Supporters of peace are organizing major peace marches throughout Colombia, achieving where Colombia’s political class failed: convincing people to participate politically in favor of peace.
While Sunday’s election was dominated by an embarrassing abstention rate — 62% of Colombia’s electorate did not cast a vote — Wednesday’s marches indicated that Colombians do believe in peace, but simply have no faith in the politicians and guerrillas promoting it.
In Bogota alone, student rights organizations called on their fellow students to march to the central Bolivar Square where President Juan Manuel Santos met with his predecessor Alvaro Uribe, who spent years going against the peace talks.
No banners of Colombia’s morally bankrupt political parties were seen, just white banners, Colombian flags and candles. 30,000 people reportedly showed up.
The peace deal is widely supported by social, minority and victims organizations, but was publicly promoted by Colombia’s most unpopular president in years and his coalition of Bogota dynasty politicians.
The deal is primarily opposed by former President Alvaro Uribe, who is facing numerous investigations for war crimes and crimes against humanity if the peace deal takes effect, and the country’s actors in the war will have to respond to the millions of victims left by the drug-fueled political violence.
“My heart aches.

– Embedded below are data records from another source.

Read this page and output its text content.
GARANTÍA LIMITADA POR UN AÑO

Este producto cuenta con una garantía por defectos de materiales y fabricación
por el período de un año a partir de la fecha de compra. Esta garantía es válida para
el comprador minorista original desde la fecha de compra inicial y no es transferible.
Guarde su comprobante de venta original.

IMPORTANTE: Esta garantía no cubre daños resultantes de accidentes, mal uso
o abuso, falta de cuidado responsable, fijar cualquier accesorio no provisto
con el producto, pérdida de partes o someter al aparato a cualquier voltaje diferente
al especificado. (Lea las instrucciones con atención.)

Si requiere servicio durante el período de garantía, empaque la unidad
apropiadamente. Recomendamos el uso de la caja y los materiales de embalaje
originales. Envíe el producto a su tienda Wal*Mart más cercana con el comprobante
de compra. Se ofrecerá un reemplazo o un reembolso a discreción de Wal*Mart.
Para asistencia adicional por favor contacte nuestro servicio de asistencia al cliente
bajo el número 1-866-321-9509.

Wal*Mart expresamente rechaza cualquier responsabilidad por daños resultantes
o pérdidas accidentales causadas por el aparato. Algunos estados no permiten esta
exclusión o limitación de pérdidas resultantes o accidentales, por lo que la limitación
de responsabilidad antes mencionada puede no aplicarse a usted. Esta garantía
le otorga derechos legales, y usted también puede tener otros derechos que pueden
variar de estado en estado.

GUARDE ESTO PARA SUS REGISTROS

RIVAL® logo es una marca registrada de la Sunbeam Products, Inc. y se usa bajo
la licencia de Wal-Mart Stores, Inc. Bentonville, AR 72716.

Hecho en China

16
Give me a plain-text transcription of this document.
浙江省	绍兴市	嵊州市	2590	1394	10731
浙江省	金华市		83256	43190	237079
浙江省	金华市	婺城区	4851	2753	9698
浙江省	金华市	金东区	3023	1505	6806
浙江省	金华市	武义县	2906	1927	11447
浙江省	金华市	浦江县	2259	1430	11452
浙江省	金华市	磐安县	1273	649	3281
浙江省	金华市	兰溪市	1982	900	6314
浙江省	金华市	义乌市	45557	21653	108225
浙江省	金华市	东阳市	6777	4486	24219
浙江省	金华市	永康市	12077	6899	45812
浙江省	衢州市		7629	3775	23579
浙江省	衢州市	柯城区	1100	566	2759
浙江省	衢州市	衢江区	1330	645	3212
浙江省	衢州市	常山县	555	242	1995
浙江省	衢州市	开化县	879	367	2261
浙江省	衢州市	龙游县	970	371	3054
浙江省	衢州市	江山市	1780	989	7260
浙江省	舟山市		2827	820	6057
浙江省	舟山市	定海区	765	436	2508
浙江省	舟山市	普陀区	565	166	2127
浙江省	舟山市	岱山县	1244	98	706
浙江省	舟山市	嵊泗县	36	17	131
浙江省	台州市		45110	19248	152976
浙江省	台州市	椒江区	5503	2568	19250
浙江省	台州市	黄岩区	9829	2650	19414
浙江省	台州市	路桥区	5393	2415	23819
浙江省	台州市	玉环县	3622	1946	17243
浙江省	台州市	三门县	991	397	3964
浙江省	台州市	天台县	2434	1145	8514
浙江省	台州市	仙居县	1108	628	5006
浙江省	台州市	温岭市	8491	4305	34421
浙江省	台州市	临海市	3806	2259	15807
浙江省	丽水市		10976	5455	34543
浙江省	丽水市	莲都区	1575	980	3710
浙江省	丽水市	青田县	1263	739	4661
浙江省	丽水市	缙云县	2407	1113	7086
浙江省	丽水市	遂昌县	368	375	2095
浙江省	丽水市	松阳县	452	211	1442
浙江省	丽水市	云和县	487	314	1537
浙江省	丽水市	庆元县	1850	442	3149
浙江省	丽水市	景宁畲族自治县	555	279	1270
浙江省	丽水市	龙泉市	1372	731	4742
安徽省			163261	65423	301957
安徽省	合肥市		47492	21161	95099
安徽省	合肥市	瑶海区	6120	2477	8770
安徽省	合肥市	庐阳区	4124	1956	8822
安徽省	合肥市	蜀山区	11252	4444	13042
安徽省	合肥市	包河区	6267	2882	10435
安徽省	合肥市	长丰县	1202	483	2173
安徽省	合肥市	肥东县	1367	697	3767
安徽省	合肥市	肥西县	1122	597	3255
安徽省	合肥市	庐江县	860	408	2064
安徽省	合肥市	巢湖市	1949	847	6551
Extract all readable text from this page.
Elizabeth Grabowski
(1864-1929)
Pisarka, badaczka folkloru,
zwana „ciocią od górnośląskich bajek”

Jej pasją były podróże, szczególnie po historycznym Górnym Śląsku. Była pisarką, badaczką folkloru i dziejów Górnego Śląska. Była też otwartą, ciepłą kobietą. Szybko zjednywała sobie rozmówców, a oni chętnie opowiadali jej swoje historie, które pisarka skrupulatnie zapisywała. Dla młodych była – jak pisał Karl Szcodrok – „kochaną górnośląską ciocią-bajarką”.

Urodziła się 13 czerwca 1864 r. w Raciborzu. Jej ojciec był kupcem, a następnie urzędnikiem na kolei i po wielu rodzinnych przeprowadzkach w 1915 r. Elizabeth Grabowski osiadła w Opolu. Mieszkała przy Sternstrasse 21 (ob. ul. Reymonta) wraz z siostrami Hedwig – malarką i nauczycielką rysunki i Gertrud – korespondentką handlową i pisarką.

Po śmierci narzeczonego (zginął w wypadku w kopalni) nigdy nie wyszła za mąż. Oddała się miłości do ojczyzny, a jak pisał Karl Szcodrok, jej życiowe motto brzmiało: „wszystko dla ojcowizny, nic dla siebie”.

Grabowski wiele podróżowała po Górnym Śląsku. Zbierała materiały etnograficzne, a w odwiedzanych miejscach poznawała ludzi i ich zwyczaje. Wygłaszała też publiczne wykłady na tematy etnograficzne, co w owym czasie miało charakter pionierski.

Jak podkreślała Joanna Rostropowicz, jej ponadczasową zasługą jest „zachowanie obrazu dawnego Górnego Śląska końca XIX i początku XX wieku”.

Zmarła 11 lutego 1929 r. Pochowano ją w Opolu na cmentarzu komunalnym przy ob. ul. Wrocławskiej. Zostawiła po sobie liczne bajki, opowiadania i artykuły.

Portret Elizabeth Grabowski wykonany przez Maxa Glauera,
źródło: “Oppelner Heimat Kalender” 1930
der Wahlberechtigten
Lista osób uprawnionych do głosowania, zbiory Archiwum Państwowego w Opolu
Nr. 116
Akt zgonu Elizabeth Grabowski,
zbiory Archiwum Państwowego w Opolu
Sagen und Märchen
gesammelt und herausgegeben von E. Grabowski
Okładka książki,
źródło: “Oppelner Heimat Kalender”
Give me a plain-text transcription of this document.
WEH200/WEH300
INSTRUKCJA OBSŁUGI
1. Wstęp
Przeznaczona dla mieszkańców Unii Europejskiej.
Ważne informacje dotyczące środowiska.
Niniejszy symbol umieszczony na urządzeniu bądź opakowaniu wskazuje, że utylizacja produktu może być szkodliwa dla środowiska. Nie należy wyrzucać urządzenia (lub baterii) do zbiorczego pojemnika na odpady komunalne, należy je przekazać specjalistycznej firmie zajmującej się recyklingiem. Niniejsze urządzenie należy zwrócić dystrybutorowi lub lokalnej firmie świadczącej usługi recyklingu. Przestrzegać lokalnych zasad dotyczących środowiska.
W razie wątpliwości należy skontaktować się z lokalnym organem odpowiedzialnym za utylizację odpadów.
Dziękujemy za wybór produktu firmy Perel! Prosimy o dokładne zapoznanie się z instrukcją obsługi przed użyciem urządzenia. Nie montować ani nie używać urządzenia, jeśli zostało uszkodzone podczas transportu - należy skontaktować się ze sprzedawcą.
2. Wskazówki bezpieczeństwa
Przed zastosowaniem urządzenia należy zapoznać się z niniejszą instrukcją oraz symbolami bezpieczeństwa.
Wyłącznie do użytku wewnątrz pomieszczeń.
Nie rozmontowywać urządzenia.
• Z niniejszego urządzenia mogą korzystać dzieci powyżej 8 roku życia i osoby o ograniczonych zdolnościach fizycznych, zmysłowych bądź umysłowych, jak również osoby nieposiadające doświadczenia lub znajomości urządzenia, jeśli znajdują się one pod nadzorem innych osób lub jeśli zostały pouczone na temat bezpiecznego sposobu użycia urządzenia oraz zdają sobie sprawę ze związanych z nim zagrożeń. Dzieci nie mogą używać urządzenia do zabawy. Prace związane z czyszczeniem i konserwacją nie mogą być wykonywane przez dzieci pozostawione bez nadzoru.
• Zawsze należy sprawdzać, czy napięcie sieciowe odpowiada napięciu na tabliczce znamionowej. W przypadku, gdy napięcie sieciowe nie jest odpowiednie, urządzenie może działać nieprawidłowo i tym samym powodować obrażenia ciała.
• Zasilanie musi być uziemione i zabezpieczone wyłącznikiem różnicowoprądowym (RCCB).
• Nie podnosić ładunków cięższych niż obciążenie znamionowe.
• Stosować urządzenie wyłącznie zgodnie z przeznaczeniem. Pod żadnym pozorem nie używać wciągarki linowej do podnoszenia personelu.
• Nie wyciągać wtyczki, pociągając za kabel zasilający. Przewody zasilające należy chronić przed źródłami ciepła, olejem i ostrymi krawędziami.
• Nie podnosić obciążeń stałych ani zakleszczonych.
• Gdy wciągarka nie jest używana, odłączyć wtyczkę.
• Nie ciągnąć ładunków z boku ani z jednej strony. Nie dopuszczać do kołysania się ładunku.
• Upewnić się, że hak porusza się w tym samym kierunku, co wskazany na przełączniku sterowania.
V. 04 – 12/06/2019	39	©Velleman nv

Peace isn’t of Uribe or Santos, peace is ours. This is what is so indignant.”
Bogota math professor Alejandro Quevedo
Grassroots organizations have been promoting peace passionately for months, but were largely ignored in the run-up to Sunday’s referendum upset as media opted to focus on the campaigns of Colombia’s much-disapproved political elites.
Dressed in white and walking in silence, thousands took to the streets in the capital Bogota, filling entirely the square in front of the presidential palace where Santos and Uribe were negotiating an end to the former president’s ongoing attempts to frustrate the peace process earlier that day.
Once inside Bogota’s political heart, the protesters recited words of Jorge Eliecier Gaitan, the immensely popular Liberal Party politician who was widely expected to win the 1949 elections promoting a leftist agenda that upset the ruling class.
“Prevent the violence, Mr. President. We are only asking for the defense of human life, which is the least a people can ask.”
Jorge Elicier Gaitan, 1948
Three months after his call for peace to Conservative Party President Luis Mariano Ospina, Gaitan was murdered and the political violence that erupted then has to date left half a million Colombians dead.
More protests were announced for Thursday in Bogota, which primarily voted “Yes” to peace with the FARC, the country’s biggest leftist rebel group by far.
Protests in Medellin, Uribe’s hometown where approximately 25 people joined an anti-peace demonstration two weeks ago, are scheduled for Friday afternoon.
In Cartagena, protesters carried signs with words of Jaime Garzon, Colombia’s most popular comedian in the 1990s.
“If you, the youth, don’t assume control of the direction of this country, nobody is going to come to save you,”
Jaime Garzon, 1997
Garzon was killed by paramilitaries with the help of police and the military in 1999.
Colombia’s marches did not just put the country’s pro-peace minorities and victims organizations in the spotlight long after they had begun promoting peace in their communities.
The marches mainly showed how neither Santos nor Uribe, the politicians now bickering on how to revive the suspended peace process that plunged the country in crisis, represent not even a considerable minority of the people of Colombia.